The largest challenge students face when making the switch to abstain from meat are the options available. You may find options at various dining locations on campus but the variety is limited. Especially for those eating the Any-19 or Any-14 meal plan, the plant-based options become slim very fast. There are only so many salads one can eat. In order to maintain sufficient macronutrients on a vegan diet, it is essential to vary the vegetables, fruits, and legumes one eats. The university still struggles to meet this requirement even with the onset of “Seasons Cafe,” a fresh juice bar in the Center for the Arts.

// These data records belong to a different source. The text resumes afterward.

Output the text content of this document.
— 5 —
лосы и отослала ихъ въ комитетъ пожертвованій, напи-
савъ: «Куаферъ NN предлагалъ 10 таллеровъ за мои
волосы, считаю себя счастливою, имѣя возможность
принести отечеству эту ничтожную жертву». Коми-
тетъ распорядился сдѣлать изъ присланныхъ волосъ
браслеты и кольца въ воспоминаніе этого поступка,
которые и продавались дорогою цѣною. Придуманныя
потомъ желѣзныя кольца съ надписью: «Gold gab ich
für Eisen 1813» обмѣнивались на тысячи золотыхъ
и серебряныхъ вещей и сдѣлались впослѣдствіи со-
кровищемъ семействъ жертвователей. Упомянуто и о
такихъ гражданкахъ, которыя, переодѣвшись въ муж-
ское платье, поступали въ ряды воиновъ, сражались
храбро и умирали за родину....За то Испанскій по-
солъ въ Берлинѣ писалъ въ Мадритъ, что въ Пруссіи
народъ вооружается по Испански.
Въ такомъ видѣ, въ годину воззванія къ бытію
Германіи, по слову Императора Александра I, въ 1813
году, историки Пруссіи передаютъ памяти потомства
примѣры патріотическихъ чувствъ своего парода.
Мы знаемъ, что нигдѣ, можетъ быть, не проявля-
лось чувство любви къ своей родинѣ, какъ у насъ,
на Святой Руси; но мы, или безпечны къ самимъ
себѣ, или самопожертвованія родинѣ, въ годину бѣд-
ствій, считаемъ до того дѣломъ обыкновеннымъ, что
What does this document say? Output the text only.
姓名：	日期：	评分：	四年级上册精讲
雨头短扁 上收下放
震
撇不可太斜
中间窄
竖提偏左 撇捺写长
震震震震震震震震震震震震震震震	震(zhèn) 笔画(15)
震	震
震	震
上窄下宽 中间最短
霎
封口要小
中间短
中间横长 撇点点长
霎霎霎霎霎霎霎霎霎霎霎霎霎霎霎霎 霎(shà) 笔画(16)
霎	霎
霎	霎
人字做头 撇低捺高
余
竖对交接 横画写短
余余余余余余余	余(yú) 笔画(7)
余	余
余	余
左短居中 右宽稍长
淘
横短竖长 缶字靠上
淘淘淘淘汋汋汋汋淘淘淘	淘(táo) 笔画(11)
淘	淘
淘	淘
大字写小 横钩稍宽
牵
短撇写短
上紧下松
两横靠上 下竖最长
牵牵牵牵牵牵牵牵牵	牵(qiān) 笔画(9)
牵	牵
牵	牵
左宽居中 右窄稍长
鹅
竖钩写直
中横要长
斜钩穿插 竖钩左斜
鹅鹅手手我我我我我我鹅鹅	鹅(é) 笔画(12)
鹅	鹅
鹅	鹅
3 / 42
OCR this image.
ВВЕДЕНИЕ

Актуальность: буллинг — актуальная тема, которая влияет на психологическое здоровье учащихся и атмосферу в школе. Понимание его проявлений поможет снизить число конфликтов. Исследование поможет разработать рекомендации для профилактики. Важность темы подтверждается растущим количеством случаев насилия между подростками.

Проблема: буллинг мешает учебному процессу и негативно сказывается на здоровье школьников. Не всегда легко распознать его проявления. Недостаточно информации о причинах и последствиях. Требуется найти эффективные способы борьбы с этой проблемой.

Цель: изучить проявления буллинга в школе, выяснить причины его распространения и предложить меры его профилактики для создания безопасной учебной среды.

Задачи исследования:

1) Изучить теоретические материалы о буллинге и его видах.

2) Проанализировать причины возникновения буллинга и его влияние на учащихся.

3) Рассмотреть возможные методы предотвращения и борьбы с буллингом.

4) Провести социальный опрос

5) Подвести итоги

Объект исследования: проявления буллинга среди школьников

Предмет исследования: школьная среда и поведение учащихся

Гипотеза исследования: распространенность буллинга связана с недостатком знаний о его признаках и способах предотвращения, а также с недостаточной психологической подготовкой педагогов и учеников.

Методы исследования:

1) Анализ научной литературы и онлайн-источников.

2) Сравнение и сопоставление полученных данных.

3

When switching to a vegetarian or vegan diet, it is uncommon that someone will lust at the thought of a salad as they used to with a burger. UB does not offer the popular meat alternatives that can help transition a meat-eater. There is a vast, expanding market for these alternatives that makes them cheaper each year. Crossroads culinary center, or C3, is the only place on campus known to very occasionally feature these menu items. UB has the chance to show support for their students in the form of expanded food options.

Several other SUNY schools, including Binghamton, Geneseo, and Brockport, have all adopted a campus-wide Meatless Monday effort. All of these campuses provide similar information to students to what I have outlined above, emphasizing the impact of a meat-free diet. Meatless Mondays at UB could prompt many students to make more informed choices for their health, the state of the environment, and the welfare of millions of animals.

I implore you to live beyond yourself and make impactful, thoughtful decisions. Our diet is a tool to make informed choices that transcend our cultural and genetic narrative to live full, meaningful lives.